Dr. Sylvester has spent decades studying how the tocotrienols can attack cancer cells in early stages without harming healthy cells. Tocotrienols derived from palm oil could be available as a supplement within three years, he said.

Dr. Sylvester’s research into the link between breast cancer and vitamin E attracted the attention of Beta Pharmaceuticals of Australia, which provided funding for the Breast Cancer and Health Project last year. The project is a collaborative effort between four laboratories, whose work is considered essential before moving toward clinical trials in humans.

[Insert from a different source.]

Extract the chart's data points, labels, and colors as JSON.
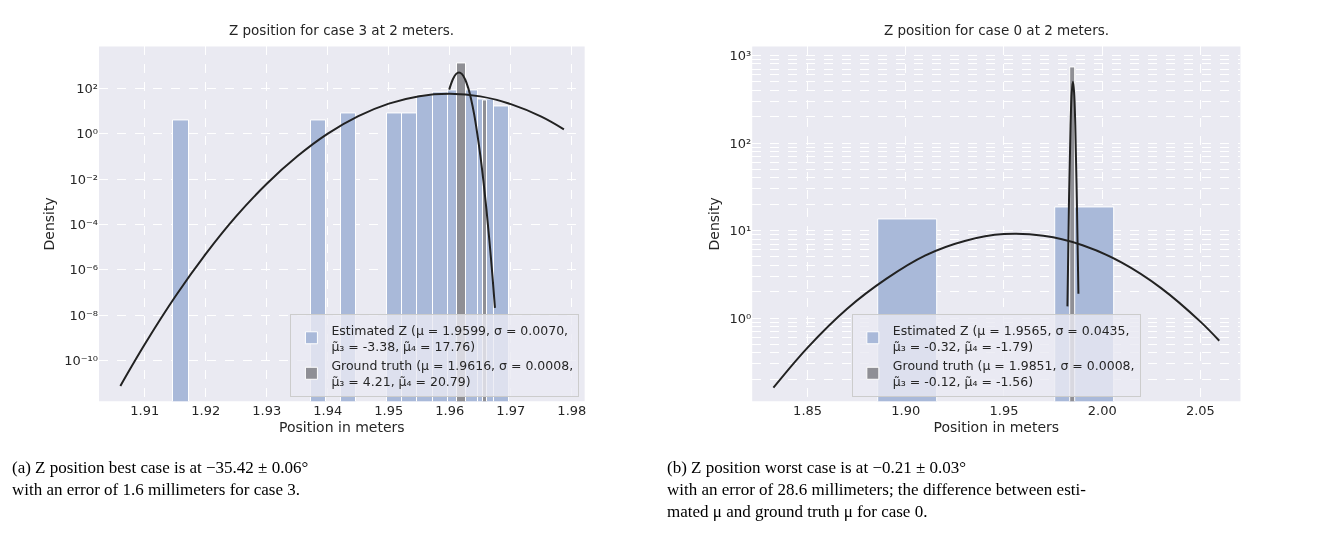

“Initially what we want to do is develop an oral, low-dose breast cancer prevention pill, targeting women in high-risk groups,” said Sylvester. “It looks very promising.”

Another goal, he said, would be to develop an intravenous, high-dose version to aggressively treat breast cancer in women who already have it.

Scientists on the project team are also working on a synthetic product to treat early-stage breast cancer, which in combination with chemotherapy, could reverse progression of the disease. Clinical trials and regulatory approval have to occur before such a treatment-strength dose is available, said Sylvester.

The American Cancer Society estimates that almost 180,000 women in the United States will be found to have invasive breast cancer in 2007, the most common cancer in women in the U.S. There are slightly over 2 million women living in the U.S. who have been treated for breast cancer.